There are various problems you can run into when it comes to law firm billing, including:
- Poor Cash Flow (delayed payments)
- Poor invoice scheduling (not sent out promptly)
- Incomplete understanding of expenses/write-offs
- Mathematical or accounting errors/typos
- Insufficient time to manage administrative and bookkeeping tasks.
With that in mind, here are some top tips that you can use to focus on your law firm’s billing practices.
- Be transparent from the get-go. Whether your services focus on family or employment law, your clients will likely know how much they should (or can) spend when they inquire about your services. While this varies from practice to practice, typical attorney fees usually range from $100 an hour to $400 an hour. However, you must be as transparent as possible about your fees and billing practices ahead of time – especially if you want to receive payment quickly.
- Put together a billing schedule. Developing a billing schedule with your clients is another great way to ensure you receive speedy payments. For example, you should let them know ahead of time when you will be sending out payment requests and how long they will have to pay upon receipt of the invoice. Most companies request that payments are received within 30 days.

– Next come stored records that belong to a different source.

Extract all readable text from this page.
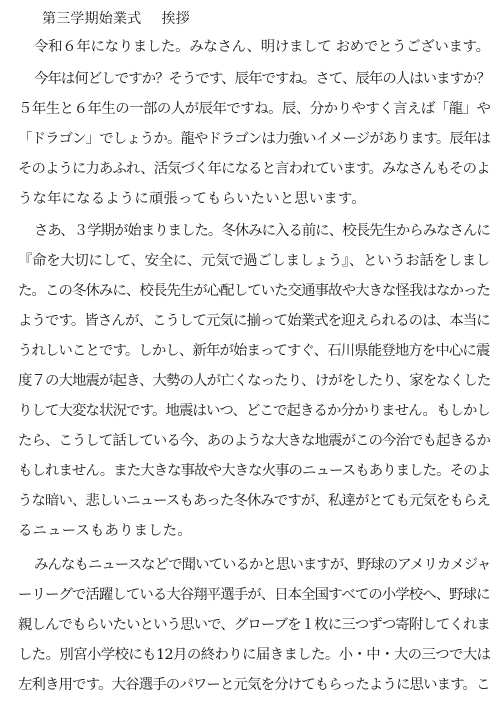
第三学期始業式 挨拶
令和６年になりました。みなさん、明けまして おめでとうございます。
今年は何どしですか？そうです、辰年ですね。さて、辰年の人はいますか？
５年生と６年生の一部の人が辰年ですね。辰、分かりやすく言えば「龍」や
「ドラゴン」でしょうか。龍やドラゴンは力強いイメージがあります。辰年は
そのように力あふれ、活気づく年になると言われています。みなさんもそのよ
うな年になるように頑張ってもらいたいと思います。
さあ、３学期が始まりました。冬休みに入る前に、校長先生からみなさんに
『命を大切にして、安全に、元気で過ごしましょう』、というお話をしまし
た。この冬休みに、校長先生が心配していた交通事故や大きな怪我はなかった
ようです。皆さんが、こうして元気に揃って始業式を迎えられるのは、本当に
うれしいことです。しかし、新年が始まってすぐ、石川県能登地方を中心に震
度７の大地震が起き、大勢の人が亡くなったり、けがをしたり、家をなくした
りして大変な状況です。地震はいつ、どこで起きるか分かりません。もしかし
たら、こうして話している今、あのような大きな地震がこの今治でも起きるか
もしれません。また大きな事故や大きな火事のニュースもありました。そのよ
うな暗い、悲しいニュースもあった冬休みですが、私達がとても元気をもらえ
るニュースもありました。
みんなもニュースなどで聞いているかと思いますが、野球のアメリカメジャ
ーリーグで活躍している大谷翔平選手が、日本全国すべての小学校へ、野球に
親しんでもらいたいという思いで、グローブを１枚に三つずつ寄附してくれま
した。別宮小学校にも12月の終わりに届きました。小・中・大の三つで大は
左利き用です。大谷選手のパワーと元気を分けてもらったように思います。こ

- Accept multiple payment methods. Another great way to improve your law firm’s billing practices is by making it easier for your customers to pay you. The easiest way to do this is to diversify your payment methods – allowing for both online payments and more traditional methods such as cheques. According to a recent study from the Wordplay Global Payments Report, the preferred payment methods are currently eWallets (36%), credit cards (23%), and debit cards (12%).
- Put together a template for your invoices. Invoices might seem complicated – but they don’t have to be. You can save yourself and your team a great deal of time by putting together a simple invoice template. This way, you only need to change the final amount/billed hours for each client. However, some sites, such as PayPal, can do this for you automatically.